Probability Density Function (PDF)

The Probability Density Function is a function whose value at any given sample in the sample space can be interpreted as providing a relative likelihood that the value of the random variable would equal that sample. In other words, while the absolute likelihood for a continuous random variable to take on any particular value is 0 (since there are an infinite set of possible values to begin with), the value of the PDF at two different samples can be used to infer, in any particular draw of the random variable, how much more likely it is that the random variable would equal one sample compared to the other sample.

A PDF must satisfy two conditions:

  1. The probability for each value must be non-negative.
  2. The integral over the entire space must equal 1.

For example, the height of adult males in the U.S. is normally distributed with a mean of about 70 inches. The PDF at 70 inches shows the relative likelihood of a man being 70 inches tall.

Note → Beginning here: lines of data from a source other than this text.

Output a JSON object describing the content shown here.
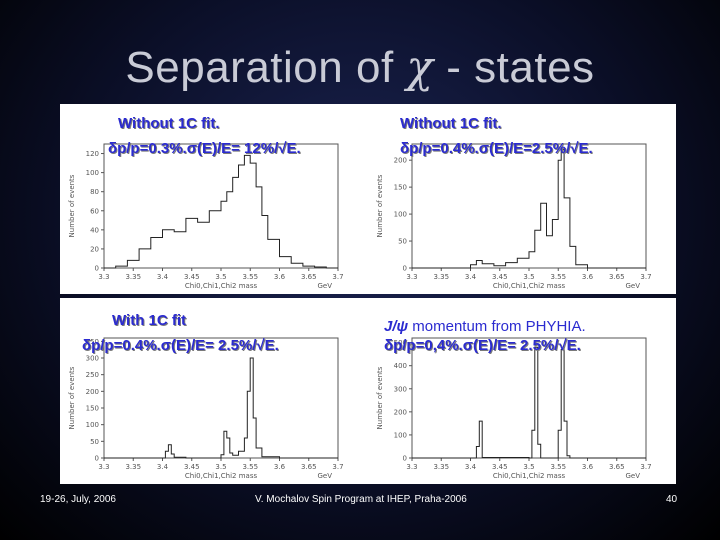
{
  "slide": {
    "title_prefix": "Separation of ",
    "title_symbol": "χ",
    "title_suffix": " - states",
    "footer_left": "19-26, July, 2006",
    "footer_center": "V. Mochalov Spin Program at IHEP, Praha-2006",
    "footer_right": "40"
  },
  "panels": [
    {
      "caption_line1": "Without 1C fit.",
      "caption_line2": "δp/p=0.3%.σ(E)/E= 12%/√E."
    },
    {
      "caption_line1": "Without 1C fit.",
      "caption_line2": "δp/p=0.4%.σ(E)/E=2.5%/√E."
    },
    {
      "caption_line1": "With 1C fit",
      "caption_line2": "δp/p=0.4%.σ(E)/E= 2.5%/√E."
    },
    {
      "caption_line1_sym": "J/ψ",
      "caption_line1": " momentum from PHYHIA.",
      "caption_line2": "δp/p=0,4%.σ(E)/E= 2.5%/√E."
    }
  ],
  "chart_data": [
    {
      "type": "line",
      "xlabel": "Chi0,Chi1,Chi2 mass",
      "xunit": "GeV",
      "ylabel": "Number of events",
      "xlim": [
        3.3,
        3.7
      ],
      "ylim": [
        0,
        130
      ],
      "xticks": [
        "3.3",
        "3.35",
        "3.4",
        "3.45",
        "3.5",
        "3.55",
        "3.6",
        "3.65",
        "3.7"
      ],
      "yticks": [
        0,
        20,
        40,
        60,
        80,
        100,
        120
      ],
      "x": [
        3.3,
        3.32,
        3.34,
        3.36,
        3.38,
        3.4,
        3.42,
        3.44,
        3.46,
        3.48,
        3.5,
        3.51,
        3.52,
        3.53,
        3.54,
        3.55,
        3.56,
        3.57,
        3.58,
        3.6,
        3.62,
        3.64,
        3.66,
        3.68,
        3.7
      ],
      "values": [
        0,
        2,
        8,
        20,
        32,
        40,
        38,
        52,
        48,
        60,
        70,
        80,
        95,
        108,
        118,
        110,
        85,
        55,
        30,
        12,
        5,
        2,
        1,
        0,
        0
      ]
    },
    {
      "type": "line",
      "xlabel": "Chi0,Chi1,Chi2 mass",
      "xunit": "GeV",
      "ylabel": "Number of events",
      "xlim": [
        3.3,
        3.7
      ],
      "ylim": [
        0,
        230
      ],
      "xticks": [
        "3.3",
        "3.35",
        "3.4",
        "3.45",
        "3.5",
        "3.55",
        "3.6",
        "3.65",
        "3.7"
      ],
      "yticks": [
        0,
        50,
        100,
        150,
        200
      ],
      "x": [
        3.3,
        3.38,
        3.4,
        3.41,
        3.42,
        3.44,
        3.46,
        3.48,
        3.5,
        3.51,
        3.52,
        3.53,
        3.54,
        3.55,
        3.555,
        3.56,
        3.57,
        3.58,
        3.6,
        3.7
      ],
      "values": [
        0,
        0,
        6,
        14,
        8,
        4,
        10,
        18,
        30,
        70,
        120,
        60,
        90,
        200,
        220,
        130,
        40,
        6,
        0,
        0
      ]
    },
    {
      "type": "line",
      "xlabel": "Chi0,Chi1,Chi2 mass",
      "xunit": "GeV",
      "ylabel": "Number of events",
      "xlim": [
        3.3,
        3.7
      ],
      "ylim": [
        0,
        360
      ],
      "xticks": [
        "3.3",
        "3.35",
        "3.4",
        "3.45",
        "3.5",
        "3.55",
        "3.6",
        "3.65",
        "3.7"
      ],
      "yticks": [
        0,
        50,
        100,
        150,
        200,
        250,
        300,
        350
      ],
      "x": [
        3.3,
        3.4,
        3.405,
        3.41,
        3.415,
        3.42,
        3.44,
        3.48,
        3.5,
        3.505,
        3.51,
        3.515,
        3.52,
        3.53,
        3.54,
        3.545,
        3.55,
        3.555,
        3.56,
        3.57,
        3.6,
        3.7
      ],
      "values": [
        0,
        0,
        20,
        40,
        12,
        2,
        0,
        0,
        10,
        80,
        60,
        15,
        8,
        20,
        60,
        200,
        300,
        120,
        30,
        4,
        0,
        0
      ]
    },
    {
      "type": "line",
      "xlabel": "Chi0,Chi1,Chi2 mass",
      "xunit": "GeV",
      "ylabel": "Number of events",
      "xlim": [
        3.3,
        3.7
      ],
      "ylim": [
        0,
        520
      ],
      "xticks": [
        "3.3",
        "3.35",
        "3.4",
        "3.45",
        "3.5",
        "3.55",
        "3.6",
        "3.65",
        "3.7"
      ],
      "yticks": [
        0,
        100,
        200,
        300,
        400,
        500
      ],
      "x": [
        3.3,
        3.405,
        3.41,
        3.415,
        3.42,
        3.5,
        3.505,
        3.51,
        3.515,
        3.52,
        3.54,
        3.55,
        3.555,
        3.56,
        3.565,
        3.57,
        3.7
      ],
      "values": [
        0,
        0,
        50,
        160,
        2,
        0,
        120,
        480,
        60,
        0,
        0,
        120,
        470,
        160,
        10,
        0,
        0
      ]
    }
  ]
}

Differences between PMF and PDF

While both PMF and PDF provide a description of the distribution of a random variable, they are used in different contexts. PMF is used for discrete random variables, for which the outcomes are countable. On the other hand, PDF is used for continuous random variables, which can take on an infinite number of outcomes.

In conclusion, understanding PMF and PDF is fundamental to understanding statistics and probability. These functions provide a way to describe the distribution of random variables, which is crucial in making predictions, inferences, and decisions based on data.